Sunday, February 14, 2010

Hidding messages in icmp packets

Hello everybody. A new month, a new article (I wish I could do this so periodically).

Today I'm going to show you something that I've been playing with. As you probably know (if you don't, I'm just telling you now :-)), the ICMP packets provides an arbitrary data space right after the ICMP header. Normally, no one use it, since ICMP is a control protocol that has all its usage right inside of it, leaving this data space useless.

A few days ago, I saw someone connected on Cinetix (http://nomius.ath.cx) and he was just connected, but not on the IRC server and I didn't know who he or she was. So an idea started to flow around my head "What about if I could send messages with ICMP packets".

So actually this is what I did... I wrote a tool to put a message in the data space and send it using the ICMP type 7 which is unassigned (for example, ping is the type 8). The problem is that the kernel just drop type 7 (as we all assume) and the data space is also dropped in any icmp packet. So I wrote a kernel patch that print the message in the output of dmesg or /var/log/message if you have set KERN_NOTICE to be displayed (I think klogd -c 6 does).

With this, you can send to a friend a message of the kind "Hey. This is David, I'm online on irc (jabber or whatever), jump in!" and it will be displayed in the system logs as a kernel notice.

Please, take note that this is not a chat system, but an "emergency system", so don't start using it as an everyday conversation protocol. This also isn't a patch that should be in the kernel mainstream, since ICMP packets of type 7 is unassigned, and NOT a communication protocol.

What about security?
Well, you might start asking yourself this "What if someone from the outside starts flooding my logs with dumb messages?". Right, well, the answer to this is netfilter; use iptables to drop these kind of package. Something like this:
iptables -A INPUT -p icmp --icmp-type 7 -j DROP

As you might know or guess, you can also block only one IP address or accept from a certain network like this:
iptables -A INPUT -p icmp --icmp-type 7 \! -s 10.0.0.1/24 -j DROP

Use more complex rules creating policies like "if someone exceed the number of 5 ICMP type 7 packets in a minute, drop any packet from the IP address".

Enough with the talking... How do I use it?
Great, right to the point. So the steps:

1) First of all, patch and compile your kernel.
cd linux-2.6.31 && patch -p1 < patch_icmp_type_7_messages.diff

And compile and install your new kernel using the way you normally do (make config/menuconfig, etc...)

2) Then compile the icmp_send.c program:
gcc icmp_send.c -o icmp_send

3) Send a test message:
./icmp_send 127.0.0.1 "Hello world"

3) Check out the dmesg output:
./dmesg | grep "ICMP 7 Message"

Get it!
Anyways, this is a really nice thing to play with and I hope people find it useful.
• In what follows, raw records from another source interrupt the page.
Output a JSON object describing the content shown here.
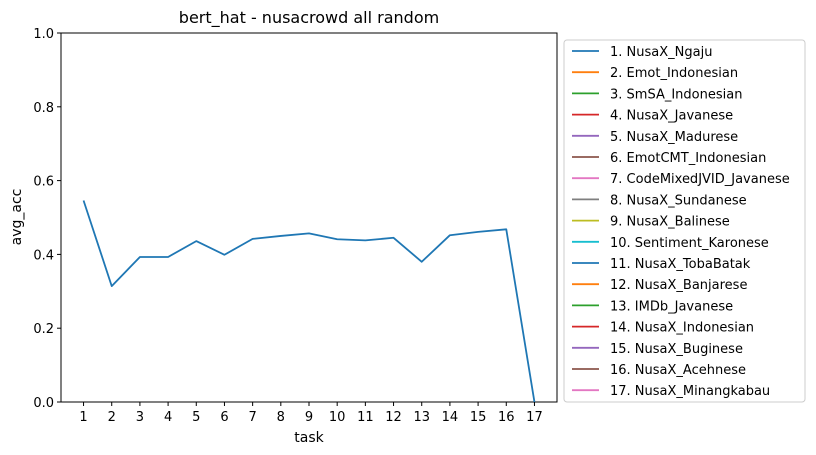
{
  "chart_data": {
    "type": "line",
    "title": "bert_hat - nusacrowd all random",
    "xlabel": "task",
    "ylabel": "avg_acc",
    "ylim": [
      0,
      1.0
    ],
    "xlim": [
      0.2,
      17.8
    ],
    "yticks": [
      "0.0",
      "0.2",
      "0.4",
      "0.6",
      "0.8",
      "1.0"
    ],
    "xticks": [
      "1",
      "2",
      "3",
      "4",
      "5",
      "6",
      "7",
      "8",
      "9",
      "10",
      "11",
      "12",
      "13",
      "14",
      "15",
      "16",
      "17"
    ],
    "grid": false,
    "legend_position": "outside-right",
    "x": [
      1,
      2,
      3,
      4,
      5,
      6,
      7,
      8,
      9,
      10,
      11,
      12,
      13,
      14,
      15,
      16,
      17
    ],
    "series": [
      {
        "name": "1. NusaX_Ngaju",
        "color": "#1f77b4",
        "values": [
          0.546,
          0.314,
          0.393,
          0.393,
          0.436,
          0.399,
          0.442,
          0.45,
          0.457,
          0.441,
          0.438,
          0.445,
          0.38,
          0.452,
          0.461,
          0.468,
          0.0
        ]
      }
    ],
    "legend": [
      {
        "label": "1. NusaX_Ngaju",
        "color": "#1f77b4"
      },
      {
        "label": "2. Emot_Indonesian",
        "color": "#ff7f0e"
      },
      {
        "label": "3. SmSA_Indonesian",
        "color": "#2ca02c"
      },
      {
        "label": "4. NusaX_Javanese",
        "color": "#d62728"
      },
      {
        "label": "5. NusaX_Madurese",
        "color": "#9467bd"
      },
      {
        "label": "6. EmotCMT_Indonesian",
        "color": "#8c564b"
      },
      {
        "label": "7. CodeMixedJVID_Javanese",
        "color": "#e377c2"
      },
      {
        "label": "8. NusaX_Sundanese",
        "color": "#7f7f7f"
      },
      {
        "label": "9. NusaX_Balinese",
        "color": "#bcbd22"
      },
      {
        "label": "10. Sentiment_Karonese",
        "color": "#17becf"
      },
      {
        "label": "11. NusaX_TobaBatak",
        "color": "#1f77b4"
      },
      {
        "label": "12. NusaX_Banjarese",
        "color": "#ff7f0e"
      },
      {
        "label": "13. IMDb_Javanese",
        "color": "#2ca02c"
      },
      {
        "label": "14. NusaX_Indonesian",
        "color": "#d62728"
      },
      {
        "label": "15. NusaX_Buginese",
        "color": "#9467bd"
      },
      {
        "label": "16. NusaX_Acehnese",
        "color": "#8c564b"
      },
      {
        "label": "17. NusaX_Minangkabau",
        "color": "#e377c2"
      }
    ]
  }
}
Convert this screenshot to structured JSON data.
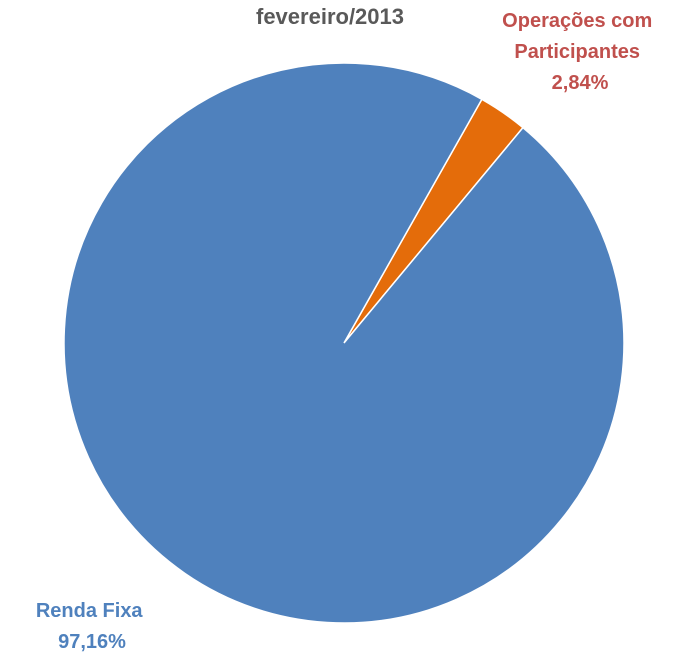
{
  "chart_data": {
    "type": "pie",
    "title": "fevereiro/2013",
    "slices": [
      {
        "label": "Operações com Participantes",
        "label_lines": [
          "Operações com",
          "Participantes"
        ],
        "value_text": "2,84%",
        "value": 2.84,
        "color": "#e46c0a"
      },
      {
        "label": "Renda Fixa",
        "label_lines": [
          "Renda Fixa"
        ],
        "value_text": "97,16%",
        "value": 97.16,
        "color": "#4f81bd"
      }
    ],
    "label_colors": [
      "#c0504d",
      "#4f81bd"
    ]
  }
}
You can get the kernel patch and the ICMP message program from the links below.

patch_icmp_type_7_messages.diff
icmp_send.c

Have fun.

5 comments:

avarus said...

hi David,
you are always writing interesting stuff like that.

Keep that going! :)

See you,
Andreas.

Anonymous said...

Nice tool David! kind of like an 'ICMP covert channel'.

Nomius said...

It's not just a tool, but a kernel patch too. :-)

Anonymous said...

It need a kernel patch, which is definitely not good! Instead write a chatting system... i think that will be better..

However, since Windows XP SP 2, M$ drops the ability to create raw network package, and the new Vista/7 inherits this behavior! So what do you guys think?

Nomius said...

As I said:
"Please, take note that this is not a chat system, but an 'emergency system', so don't start using it as an everyday conversation protocol. This also isn't a patch that should be in the kernel mainstream, since ICMP packets of type 7 is unassigned, and NOT a communication protocol."

THIS IS A DEVELOPING TEST, NOT SOMETHING THAT YOU SHOULD USE EVERYDAY.

But I though it was something interesting to show.